The most important thing is simple: This is a time of incredible opportunity in media, and entrepreneurial thinking is absolutely key to the future of journalism.

Much of the worry in the traditional organizations is well warranted, given the implosion of their business models, but even there I’m seeing plenty of creativity spawned by the realization that what worked, business-wise, in the past is at best unlikely to work in the future due to the end of the monopoly and oligopoly eras of news.

Meanwhile, activists and entrepreneurs are seizing the chance to make a difference when it counts. Everywhere I go, I talk with people of all ages who have great-sounding ideas about media projects. The major question remains, how do we make these things sustainable?

As noted elsewhere (and principally in this case by Clay Shirky, whose work has given me several light-bulb moments over the years), one of the most important shifts in the digital landscape has been the declining cost of experimentation. Anyone who has an idea about media can try it out for a relatively low cost, perhaps merely the investment of some time.

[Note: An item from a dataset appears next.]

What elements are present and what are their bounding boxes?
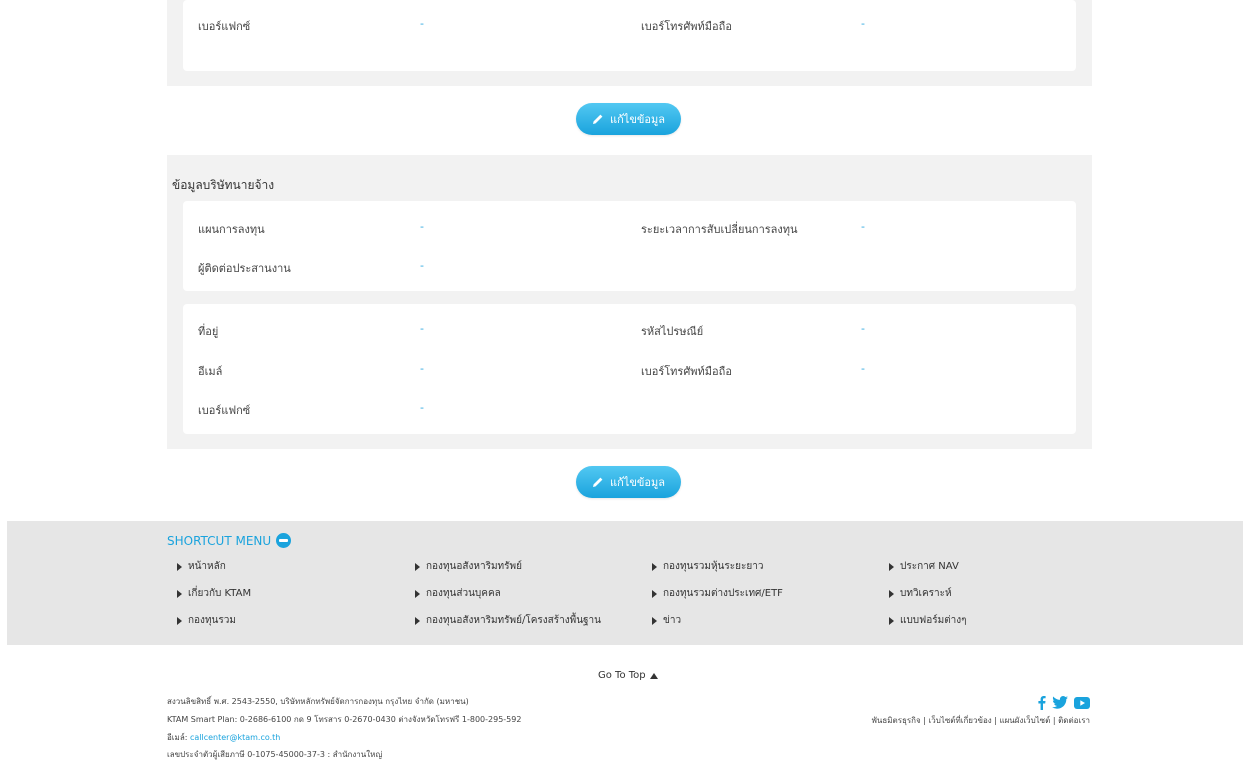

That is made to order for the university environment in an obvious way. At the same time, semesters have start times and end times, and that students have other work to do besides our course and independent study projects. Entrepreneurship is about many things, and focus is one.

I’ve already met, spoken with or emailed with several ASU students who are looking at the new center as a possible fit for their own work. And next Monday and Tuesday, I’ll be on the campus, where I hope to meet with many more.